Horas de soledad en el cuchitril. Polvo, humo, restos de comida y restos de solo Dios sabe qué. Horas de soledad entre restos de una vida solitaria, del dolor y las lágrimas de días rotos. Horas y horas pensando que hay que librarse de esos restos, pero no pudiendo. No pudiendo alejarse del abrazo de las sábanas (sucias, por supuesto), ni huir del colchón en busca de café. Horas mirando a un techo inerte mientras vibra con las pisadas de la familia del quinto.
Son horas muertas del que quisiera lograr vencer la pereza. La desgana, el desencanto. De quien quisiera recuperar la pasión que en su día le hizo respirar. Esa pasión abstracta que empujaba un corazón más allá de cualquier límite. Pasión capaz de hacerle caminar kilómetros y kilómetros sin descanso.
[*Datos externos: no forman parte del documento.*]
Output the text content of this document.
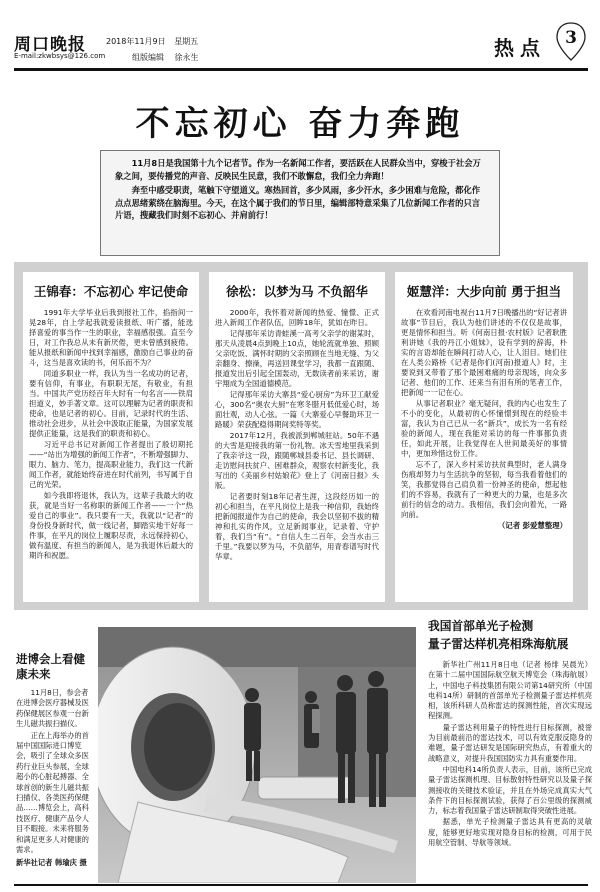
周口晚报
E-mail:zkwbsys@126.com
2018年11月9日 星期五
组版编辑 徐永生	热点 3
不忘初心 奋力奔跑

11月8日是我国第十九个记者节。作为一名新闻工作者，要活跃在人民群众当中，穿梭于社会万象之间，要传播党的声音、反映民生民意，我们不敢懈怠，我们全力奔跑！

奔至中感受职责，笔触下守望道义。寒热回首，多少风雨，多少汗水，多少困难与危险，都化作点点思绪萦绕在脑海里。今天，在这个属于我们的节日里，编辑部特意采集了几位新闻工作者的只言片语，搜藏我们时刻不忘初心、并肩前行！

王锦春：不忘初心 牢记使命

1991年大学毕业后我到报社工作，掐指间一晃28年，自上学起我就爱读报纸、听广播，能选择喜爱的事当作一生的职业，幸福感很强。直至今日，对工作我总从未有新厌倦，更未曾感到疲倦。能从报纸和新闻中找到幸福感，激励自己事业的奋斗，这当是喜欢读的书，何乐而不为？

同道多职业一样，我认为当一名成功的记者，要有信仰，有事业，有职职无尾，有敬业，有担当。中国共产党历经百年大时有一句名言——铁肩担道义，妙手著文章。这可以理解为记者的职责和使命，也是记者的初心。目前，记录时代的生活、推动社会进步，从社会中汲取正能量，为国家发展提供正能量，这是我们的职责和初心。

习近平总书记对新闻工作者提出了殷切期托——“站出为增强的新闻工作者”，不断增强脚力、眼力、脑力、笔力，提高职业能力，我们这一代新闻工作者，就能始终奋进在时代前列，书写属于自己的光荣。

如今我即将退休，我认为，这辈子我最大的收获，就是当好一名称职的新闻工作者——一个“热爱自己的事业”。我只要有一天，我就以“记者”的身份投身新时代，做一线记者，脚踏实地干好每一件事，在平凡的岗位上履职尽责，永远保持初心，做有温度、有担当的新闻人，是为我退休后最大的期许和祝愿。

徐松：以梦为马 不负韶华

2000年，我怀着对新闻的热爱、憧憬、正式进入新闻工作者队伍，回眸18年，犹如在昨日。

记得那年采访青蛙溪一高考父亲学的谢某时，那天从凌晨4点到晚上10点，她轮流就单独、照顾父亲吃饭、满怀时期的父亲照顾在当地无缝、为父亲翻身、擦澡，再送回课堂学习，我都一直跟随、报道发出后引起全国轰动，无数读者前来采访，谢宇翔成为全国道德模范。

记得那年采访大寨县“爱心厨房”为环卫工献爱心，300名“奥农大厨”在寒冬腊月低低爱心时，场面壮观，动人心弦。一篇《大寨爱心早餐助环卫一路暖》荣获配稳得期间奖特等奖。

2017年12月，我被派到郸城驻站。50年不遇的大雪是迎接我的第一份礼物。冰天雪地里我采到了我亲爷这一段，跟随郸城县委书记、县长调研、走访慰问扶贫户、困难群众，观察农村新变化，我写出的《美丽乡村姑娘花》登上了《河南日报》头版。

记者要时刻18年记者生涯，这段经历如一的初心和担当，在平凡岗位上是我一种信仰，我始终把新闻报道作为自己的使命，我会以坚韧不拔的精神和扎实的作风，立足新闻事业，记录着、守护着，我们当“有”。“自信人生二百年，会当水击三千里。”我要以梦为马，不负韶华，用青春谱写时代华章。

姬慧洋：大步向前 勇于担当

在欢看河南电视台11月7日晚播出的“好记者讲故事”节目后，我认为他们讲述的不仅仅是故事，更是情怀和担当。听《何南日报·农村版》记者耿胜利讲她《我的丹江小姐妹》，设有学到的辞海，朴实的言语却能在瞬间打动人心，让人泪目。她们住在人类公路桥《记者是你们(河南)报道人》时，主要说到又带着了那个最困难痛的母亲现场，向众多记者、他们的工作、还来当有泪有所的笔者工作，把新闻一一记在心。

从事记者职业？毫无疑问，我的内心也发生了不小的变化，从最初的心怀憧憬到现在的经验丰富，我认为自己已从一名“新兵”，成长为一名有经验的新闻人，现在我能对采访的每一件事都负责任，如此开展，让我觉得在人世间最美好的事情中，更加珍惜这份工作。

忘不了，深入乡村采访扶贫典型时，老人满身伤痕却努力与生活抗争的坚韧，每当我看着他们的笑，我都觉得自己肩负着一份神圣的使命，想起他们的不容易，我就有了一种更大的力量，也是多次前行的信念的动力。我相信，我们会向着光，一路向前。

（记者 彭爱慧整理）

进博会上看健康未来

11月8日，参会者在进博会医疗器械及医药保健展区参观一台新生儿磁共振扫描仪。

正在上海举办的首届中国国际进口博览会，吸引了全球众多医药行业巨头参展，全球超小的心脏起搏器、全球首创的新生儿磁共振扫描仪、各类医药保健品……博览会上，高科技医疗、健康产品令人目不暇接。未来将服务和满足更多人对健康的需求。

新华社记者 韩瑜庆 摄

我国首部单光子检测
量子雷达样机亮相珠海航展

新华社广州11月8日电（记者 杨绯 吴晨光）在第十二届中国国际航空航天博览会（珠海航展）上，中国电子科技集团有限公司第14研究所（中国电科14所）研制的首部单光子检测量子雷达样机亮相，该所科研人员称雷达的探测性能，首次实现远程探测。

量子雷达利用量子的特性进行目标探测，被誉为目前最前沿的雷达技术，可以有效克服反隐身的难题，量子雷达研发是国际研究热点，有着重大的战略意义，对提升我国国防实力具有重要作用。

中国电科14所负责人表示，目前，该所已完成量子雷达探测机理、目标散射特性研究以及量子探测接收的关键技术验证，并且在外场完成真实大气条件下的目标探测试验，获得了百公里级的探测威力，标志着我国量子雷达研制取得突破性进展。

据悉，单光子检测量子雷达具有更高的灵敏度，能够更好地实现对隐身目标的检测，可用于民用航空管制、导航等领域。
Miró en su interior, tras sus pestañas. Miró en las venas de sus párpados, en los pliegues de sus arrugas cubiertas de ceniza. Miró entre el alcohol que corría en sus venas y en el veneno que bombea un corazón roto. Miró en la raíz de sus canas, en la mugre de sus uñas. En el dolor de sus huesos y entre los bronquios de alquitrán.
Y con la mirada puesta en el final de esa carretera de perdición, no vio nada. Acaso una tumba vacía. Acaso una lápida gris bajo cielos lluviosos que rezaba un nombre sin escribir. Vio la pasión agotada demasiado pronto, demasiado temprano para llevarlo al final del camino.